Discussion in 'Perl Misc' started by Larry, Feb 16, 2005.

  1. Larry

    Larry Guest

    I'm a novice trying to learn some perl, and am trying to understand some
    syntax used in a formmail script to seperate a list of names.

    The use is - (split /\s*,\s*/, $recipient)

    I understand split, but can't see why the \s*,\s* is used as the marker. It
    seems to evaluate to s,s so why the escapes and asterisks?

    I'm sure it's quite simple, but I can't see it??

    Thanks much,
    Larry L
    Larry, Feb 16, 2005
    #1
    1. Advertising

  2. Larry wrote:

    > I'm a novice trying to learn some perl, and am trying to understand some
    > syntax used in a formmail script to seperate a list of names.

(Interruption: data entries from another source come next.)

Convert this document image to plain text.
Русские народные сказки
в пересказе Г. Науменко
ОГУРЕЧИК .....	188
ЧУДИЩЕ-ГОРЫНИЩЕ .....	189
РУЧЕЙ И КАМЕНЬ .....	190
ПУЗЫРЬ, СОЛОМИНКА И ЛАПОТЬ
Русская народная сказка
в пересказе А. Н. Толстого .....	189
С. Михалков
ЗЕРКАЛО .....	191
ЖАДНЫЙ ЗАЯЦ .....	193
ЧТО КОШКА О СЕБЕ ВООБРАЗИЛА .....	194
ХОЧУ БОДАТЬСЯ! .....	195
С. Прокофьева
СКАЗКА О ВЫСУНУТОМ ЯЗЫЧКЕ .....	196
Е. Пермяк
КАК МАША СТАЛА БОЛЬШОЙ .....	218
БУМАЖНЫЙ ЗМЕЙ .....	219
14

    First off, understand this: If you're referring to Matt Wright's formmail,
    don't even bother trying to understand it. It's horribly written, and the
    only useful purpose it has is to serve as an example of how *not* to write
    Perl.

    > The use is - (split /\s*,\s*/, $recipient)
    >
    > I understand split, but can't see why the \s*,\s* is used as the marker.
    > It seems to evaluate to s,s so why the escapes and asterisks?


    Check the docs for the function - "perldoc -f split" and see what it says.
    Notice how the first argument is listed as /PATTERN/? That means it's a
    regex, so the escapes and asterisks have the same meaning they do in other
    regexes. Let's break it down:

    / # Begin the pattern
    \s* # Match any number (including zero) of whitespace (\s)
    # characters
    , # Match a comma
    \s* # Again, any number of whitespace characters
    / # End pattern

    So "," " ," " , " would all match the pattern.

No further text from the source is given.